Quanti sogni aveva fatto, quante situazioni aveva immaginato in cui
Xcor finalmente veniva da lei, la spogliava e possedeva, affondando
dentro di lei. Quante fantasie, ognuna più impossibile della
precedente, di loro due che facevano l’amore per terra, al quartier
generale della confraternita, nei bagni, sul sedile posteriore di
un’auto, sotto l’albero nel loro campo.
La sua
vita sessuale, inesistente nel mondo reale, era fiorita nella sua
immaginazione.
Ma
nulla di tutto ciò si sarebbe mai realizzato.
Xcor
smise di baciarla, anche se – lei lo sentiva – stava lottando
contro l’istinto di marchiarla come sua. L’odore che emanava,
intenso, penetrante, le riempiva le narici, eccitandola quanto
sentire la sua erezione, il suo corpo, le sue mani, la sua
bocca.
«Non
posso farti mia» sussurrò lui, la voce velata di desiderio. «Ti ho
già fatto anche troppo male.»
«Potrebbe essere la nostra unica occasione» si scoprì a
implorare lei. «Lo so… so che non tornerai da me.»
Lui
scosse la testa, infinitamente triste. «Non è destino che stiamo
insieme.»
«Chi lo
dice?»
Cedendo
alla disperazione lo afferrò per la nuca attirandolo di nuovo a sé,
poi lo baciò con tutta se stessa e gli infilò la lingua in bocca,
tanto da strappargli un ansito, inarcandosi contro di lui,
allargando le cosce per permettergli di avvicinarsi ancora di più
al suo sesso.
«Layla»
gemette lui. «Misericordia divina… non è giusto…»
Aveva
assolutamente ragione, naturalmente. Non era affatto giusto, in
base ai criteri che governavano il resto del mondo. Ma in quel
momento, lì, in quella casa altrimenti deserta, era…
Tutt’a
un tratto lui la allontanò… e proprio quando lei stava per
protestare, udì dei passi al piano di sopra.

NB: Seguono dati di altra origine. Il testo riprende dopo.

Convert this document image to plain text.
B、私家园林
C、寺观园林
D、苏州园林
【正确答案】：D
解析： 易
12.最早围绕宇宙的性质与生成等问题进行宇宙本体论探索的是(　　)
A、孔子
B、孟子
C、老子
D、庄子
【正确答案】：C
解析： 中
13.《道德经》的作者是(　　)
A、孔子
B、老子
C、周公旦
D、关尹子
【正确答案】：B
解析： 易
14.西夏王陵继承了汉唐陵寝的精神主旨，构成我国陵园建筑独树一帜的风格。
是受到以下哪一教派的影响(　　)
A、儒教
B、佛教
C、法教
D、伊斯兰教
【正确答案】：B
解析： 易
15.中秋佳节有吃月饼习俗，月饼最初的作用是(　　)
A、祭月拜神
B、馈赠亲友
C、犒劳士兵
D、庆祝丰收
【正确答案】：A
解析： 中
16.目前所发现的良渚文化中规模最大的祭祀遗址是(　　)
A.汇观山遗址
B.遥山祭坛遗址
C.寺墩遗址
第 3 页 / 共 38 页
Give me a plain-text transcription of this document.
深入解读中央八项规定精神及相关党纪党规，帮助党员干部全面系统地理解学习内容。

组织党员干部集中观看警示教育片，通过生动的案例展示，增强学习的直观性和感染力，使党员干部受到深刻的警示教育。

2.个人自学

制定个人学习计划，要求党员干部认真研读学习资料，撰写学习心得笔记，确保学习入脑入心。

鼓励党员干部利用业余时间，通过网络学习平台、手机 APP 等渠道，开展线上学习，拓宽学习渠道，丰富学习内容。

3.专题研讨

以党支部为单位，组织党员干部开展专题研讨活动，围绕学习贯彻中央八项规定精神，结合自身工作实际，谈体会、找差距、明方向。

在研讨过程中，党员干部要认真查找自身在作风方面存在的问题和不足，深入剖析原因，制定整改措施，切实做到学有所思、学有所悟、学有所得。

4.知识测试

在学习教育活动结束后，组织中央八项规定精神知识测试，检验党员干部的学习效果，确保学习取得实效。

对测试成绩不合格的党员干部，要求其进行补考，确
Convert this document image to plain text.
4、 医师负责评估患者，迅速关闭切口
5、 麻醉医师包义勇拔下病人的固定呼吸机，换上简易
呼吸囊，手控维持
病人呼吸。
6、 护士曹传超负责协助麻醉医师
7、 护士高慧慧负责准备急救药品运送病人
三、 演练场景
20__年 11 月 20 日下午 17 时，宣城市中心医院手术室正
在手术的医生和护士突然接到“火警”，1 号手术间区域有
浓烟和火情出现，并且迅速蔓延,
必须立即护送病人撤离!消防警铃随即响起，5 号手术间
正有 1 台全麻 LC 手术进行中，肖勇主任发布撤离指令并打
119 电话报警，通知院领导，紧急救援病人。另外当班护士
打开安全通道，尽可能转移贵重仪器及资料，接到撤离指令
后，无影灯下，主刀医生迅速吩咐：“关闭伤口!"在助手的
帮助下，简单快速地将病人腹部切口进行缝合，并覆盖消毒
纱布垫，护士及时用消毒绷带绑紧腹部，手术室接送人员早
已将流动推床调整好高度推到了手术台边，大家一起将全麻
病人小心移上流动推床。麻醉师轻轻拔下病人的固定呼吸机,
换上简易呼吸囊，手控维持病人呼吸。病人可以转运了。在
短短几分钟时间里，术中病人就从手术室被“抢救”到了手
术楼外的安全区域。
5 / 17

Due serie di passi.
Entrambe molto, molto pesanti.
«Vishous» sussurrò.
La voce
disincarnata del Fratello li raggiunse dalla cima delle scale.
«Già, e ho portato un amico.»
Layla
si piazzò davanti a Xcor, ma lui non volle saperne e la spostò di
peso dietro di sé; evidentemente il suo lato protettivo si
rifiutava di lasciarla stare davanti a lui.
Il
Fratello scese le scale per primo, con entrambe le pistole
spianate. Sulle prime lei non capì chi c’era dietro di lui, ma un
solo paio di gambe poteva essere così lungo. Un solo petto poteva
essere così ampio. Un solo vampiro al mondo aveva i capelli neri
lunghi fino al sedere.
Il Re
in persona era venuto.
Scendendo l’ultimo gradino, Wrath piantò i piedi per
terra e inspirò a fondo, dilatando le narici. Era enorme, beata
Vergine Scriba, e con quegli occhiali da sole neri che gli
nascondevano completamente gli occhi sembrava proprio un
killer.
Cosa
che in effetti era, rifletté Layla.
«Bene,
bene, bene, c’è profumo di romanticismo nell’aria» borbottò il Re.
«Bella fregatura.»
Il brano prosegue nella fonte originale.